Alex and Mary Gaines awoke to much fanfare Saturday when community members showed up in droves, most in their cars, for a socially distanced celebration of the couple’s 75th wedding anniversary.
The milestone was marked by a front lawn decorated with congratulatory signs, balloons, and a parade of cars led by the City of Miami Police Department. A junkanoo band in bright, Bahamian-style costumes followed, lifting the spirits of everyone present with a dance and musical performance using drums, bells and trombones.
Representatives from District 3 County Commissioner Keon Hardemon’s office presented the Gaineses with a certificate on behalf of the commission and the mayor’s office, wishing them 75 more years of happiness.
They were left in tears and overjoyed by the community’s support of their union.
Alex, 94, who worked as an aircraft cleaner for Eastern Airlines at Miami International Airport for 37 years, was born in Tallahassee, Florida, in 1927.
He was raised on a farm by his great-grandmother, Sister Sally Carter, and a family of cotton growers that included his grandmother. Growing up, the family’s priority was simply surviving in the midst of segregation and other calamities that befell Black communities of the time. Alex kept that in mind after completing junior high school in Leon County.
A short distance away, there was Mary and her family.
Mary, 92, was one of 16 children, including 13 half-siblings on her father’s side. Her blind grandmother was their primary caretaker and took on the responsibility of raising five of them, including Mary.
The daughter of a preacher, Mary was raised in the church and has lived a life informed by prayer and service. She spent most of her adolescence babysitting young children in her Tallahassee community.
Alex’s family was no stranger to Mary’s.
At a young age, the two would frequent each other’s homes because their grandmothers were well-acquainted.
“My grandmother told me that I would marry her,” Alex recalled.
Alex and Mary became good friends who could rely on each other no matter what. The relationship continued to blossom until it was tested in 1946.
Alex made the decision to seek work elsewhere after realizing that not many financial opportunities existed for young Black men growing up in the area. He moved to Miami for a job and left Mary behind. Shortly after that, he made the decision to enlist in the U.S. Army.
A photo of his hometown sweetheart, however, ended up changing his life.
Sharing Mary’s picture with a few friends during a nostalgic moment, Alex was told by them in no uncertain terms to go back to Tallahassee and profess his love. He did, and rather than making plans to leave for boot camp, he instead began preparing a wedding.
Alex and Mary were married in Georgia and moved to Miami, where they remain to this day. Alex was 19 at the time; Mary, just 17.
The new Mrs. Gaines started work as a hairdresser, eventually specializing in wigs and glamorous hairstyles for women of color at the historical Seybold building for 28 years.
“A marriage takes two people, one can’t do it by themselves,” said Mary. “They have to work together to make it work.”

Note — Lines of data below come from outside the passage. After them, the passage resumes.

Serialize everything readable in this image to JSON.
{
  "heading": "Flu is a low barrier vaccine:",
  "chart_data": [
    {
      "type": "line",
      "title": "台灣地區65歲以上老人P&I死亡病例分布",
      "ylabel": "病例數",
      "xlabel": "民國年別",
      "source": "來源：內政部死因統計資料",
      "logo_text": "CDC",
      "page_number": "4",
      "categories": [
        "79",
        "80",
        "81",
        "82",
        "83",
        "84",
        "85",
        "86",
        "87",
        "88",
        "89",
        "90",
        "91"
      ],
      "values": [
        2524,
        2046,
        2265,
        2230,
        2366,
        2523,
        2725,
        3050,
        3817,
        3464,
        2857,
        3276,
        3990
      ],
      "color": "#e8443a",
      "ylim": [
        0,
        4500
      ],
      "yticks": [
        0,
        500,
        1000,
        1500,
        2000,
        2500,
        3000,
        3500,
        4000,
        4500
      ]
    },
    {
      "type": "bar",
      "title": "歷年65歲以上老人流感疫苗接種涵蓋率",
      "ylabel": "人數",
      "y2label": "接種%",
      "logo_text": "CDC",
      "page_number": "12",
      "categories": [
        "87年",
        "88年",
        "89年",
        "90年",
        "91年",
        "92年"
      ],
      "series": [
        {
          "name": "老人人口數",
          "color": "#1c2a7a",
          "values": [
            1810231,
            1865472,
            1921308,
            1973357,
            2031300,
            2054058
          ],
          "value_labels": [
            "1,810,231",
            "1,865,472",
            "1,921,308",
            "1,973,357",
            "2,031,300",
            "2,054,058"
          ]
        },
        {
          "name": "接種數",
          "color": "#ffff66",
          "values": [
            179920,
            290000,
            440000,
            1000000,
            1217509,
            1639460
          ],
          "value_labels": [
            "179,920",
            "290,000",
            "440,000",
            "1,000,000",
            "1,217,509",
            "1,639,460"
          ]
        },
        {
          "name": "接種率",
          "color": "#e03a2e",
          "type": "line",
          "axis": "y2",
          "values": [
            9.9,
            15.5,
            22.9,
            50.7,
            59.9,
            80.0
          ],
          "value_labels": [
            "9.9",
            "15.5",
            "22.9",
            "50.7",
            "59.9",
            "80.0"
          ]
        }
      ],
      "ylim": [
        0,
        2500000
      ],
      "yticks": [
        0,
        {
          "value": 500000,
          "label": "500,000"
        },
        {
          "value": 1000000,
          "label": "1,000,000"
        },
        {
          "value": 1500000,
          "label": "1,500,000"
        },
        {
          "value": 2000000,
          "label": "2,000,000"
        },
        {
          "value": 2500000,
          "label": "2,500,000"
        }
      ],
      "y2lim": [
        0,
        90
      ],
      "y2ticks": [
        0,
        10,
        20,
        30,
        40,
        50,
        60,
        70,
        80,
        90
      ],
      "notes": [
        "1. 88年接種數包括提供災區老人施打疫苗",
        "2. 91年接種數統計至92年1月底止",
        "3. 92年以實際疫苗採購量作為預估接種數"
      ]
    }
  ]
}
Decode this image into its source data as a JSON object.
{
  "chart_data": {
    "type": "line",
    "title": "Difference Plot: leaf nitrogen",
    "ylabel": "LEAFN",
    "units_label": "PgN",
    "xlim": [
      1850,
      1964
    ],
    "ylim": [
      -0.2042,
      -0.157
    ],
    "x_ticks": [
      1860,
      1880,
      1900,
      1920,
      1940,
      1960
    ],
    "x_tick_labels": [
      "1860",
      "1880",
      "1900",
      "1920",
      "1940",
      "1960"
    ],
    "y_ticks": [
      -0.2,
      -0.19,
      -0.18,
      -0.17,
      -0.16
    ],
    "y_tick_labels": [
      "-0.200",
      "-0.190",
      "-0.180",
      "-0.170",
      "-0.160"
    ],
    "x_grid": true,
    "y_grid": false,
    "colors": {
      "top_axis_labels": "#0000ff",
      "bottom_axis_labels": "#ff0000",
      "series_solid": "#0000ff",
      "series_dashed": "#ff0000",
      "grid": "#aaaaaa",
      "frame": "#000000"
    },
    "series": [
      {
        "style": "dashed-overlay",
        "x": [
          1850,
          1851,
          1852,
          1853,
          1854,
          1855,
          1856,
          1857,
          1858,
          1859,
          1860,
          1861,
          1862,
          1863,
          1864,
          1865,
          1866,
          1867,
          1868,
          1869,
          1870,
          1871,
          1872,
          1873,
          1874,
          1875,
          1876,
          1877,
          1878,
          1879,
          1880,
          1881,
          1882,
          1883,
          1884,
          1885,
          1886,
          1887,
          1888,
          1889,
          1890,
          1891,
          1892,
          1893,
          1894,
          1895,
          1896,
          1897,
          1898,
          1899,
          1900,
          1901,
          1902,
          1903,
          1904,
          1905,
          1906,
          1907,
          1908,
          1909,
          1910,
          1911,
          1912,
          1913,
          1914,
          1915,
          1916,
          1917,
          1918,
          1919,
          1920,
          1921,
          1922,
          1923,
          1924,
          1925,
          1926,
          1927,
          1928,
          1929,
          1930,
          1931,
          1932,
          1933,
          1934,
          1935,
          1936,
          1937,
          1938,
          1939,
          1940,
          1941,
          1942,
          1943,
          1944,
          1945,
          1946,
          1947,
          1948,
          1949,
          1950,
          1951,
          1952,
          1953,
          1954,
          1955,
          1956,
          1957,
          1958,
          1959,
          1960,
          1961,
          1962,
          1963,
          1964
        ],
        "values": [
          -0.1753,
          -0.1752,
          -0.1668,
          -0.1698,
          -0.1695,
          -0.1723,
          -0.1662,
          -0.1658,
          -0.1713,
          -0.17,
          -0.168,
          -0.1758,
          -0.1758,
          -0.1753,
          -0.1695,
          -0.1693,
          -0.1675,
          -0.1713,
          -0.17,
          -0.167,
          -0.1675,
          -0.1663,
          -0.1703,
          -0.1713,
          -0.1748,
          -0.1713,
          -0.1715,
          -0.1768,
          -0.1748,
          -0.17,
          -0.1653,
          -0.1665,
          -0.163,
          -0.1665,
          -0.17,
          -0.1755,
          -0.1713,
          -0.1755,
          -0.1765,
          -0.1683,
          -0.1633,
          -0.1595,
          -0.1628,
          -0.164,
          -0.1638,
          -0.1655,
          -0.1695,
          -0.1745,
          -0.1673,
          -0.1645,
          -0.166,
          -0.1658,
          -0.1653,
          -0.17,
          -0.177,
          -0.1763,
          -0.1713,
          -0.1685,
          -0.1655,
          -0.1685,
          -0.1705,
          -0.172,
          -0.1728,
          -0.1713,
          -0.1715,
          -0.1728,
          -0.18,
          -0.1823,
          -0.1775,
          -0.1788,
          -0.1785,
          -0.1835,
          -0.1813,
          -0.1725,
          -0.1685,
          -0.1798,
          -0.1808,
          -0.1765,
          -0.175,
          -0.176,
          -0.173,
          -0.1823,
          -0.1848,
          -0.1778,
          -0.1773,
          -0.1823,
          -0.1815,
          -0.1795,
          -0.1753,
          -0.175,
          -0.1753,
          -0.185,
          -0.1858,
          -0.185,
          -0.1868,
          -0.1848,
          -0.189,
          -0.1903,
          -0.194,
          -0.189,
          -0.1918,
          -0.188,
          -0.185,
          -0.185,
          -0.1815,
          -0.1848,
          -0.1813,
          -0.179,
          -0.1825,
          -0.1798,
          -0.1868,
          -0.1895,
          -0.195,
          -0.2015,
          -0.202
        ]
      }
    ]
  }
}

According to both, their faith is the glue that keeps them together.
The longtime members of Mt. Carmel Missionary Baptist Church in West Little River said their strong bond was developed because of values passed down from church. Alex was a singer in the choir; Mary an usher. They used their roles to spread messages of hope and to remind people of the importance of love, especially among married couples.
“If you love God first, you’ll be able to love one another,” said Alex, adding that he loves his wife more than he did in his teenage years. “What I value most about her is the way she loves and cares for me ... everything she cooks is the best meal I’ve ever had.”
For Mary, consistency, communication and affection are some of the most valuable things in a relationship. She said their marriage has survived for as long as it has because she learned to see the value in her partner, and both make sure to never let a day pass without resolving conflicts. Their love has served as an example and a goal for younger couples.
Granddaughter Quanisha Brice, a newlywed, says she’s fortunate to have them around to give her advice.
“Nowadays, it seems easier to be divorced because we go through so many obstacles,” said Brice. “We may not be as strong as our elders but they encourage us to keep fighting. Seeing the love and their strength inspires me to get through it.”
Brice planned her grandparents’ anniversary celebration to commemorate the impact their love has had not only on their family, but also in the community.
For years, the Gaineses opened up their hearts and home to people in their Liberty City neighborhood. The couple would cook meals, babysit, and buy and repair bikes for local children; fix neighbors’ broken furniture; and host prayer nights. Some of those same children, now in their late teens and early 20s, showed up on Saturday to thank the Alex and Mary for the contributions they’d made to their upbringing. It was another example of the influence of the couple’s love, life experience and wisdom on the people around them.
“I take all their advice,” said Brice. “They won’t ever steer me wrong.”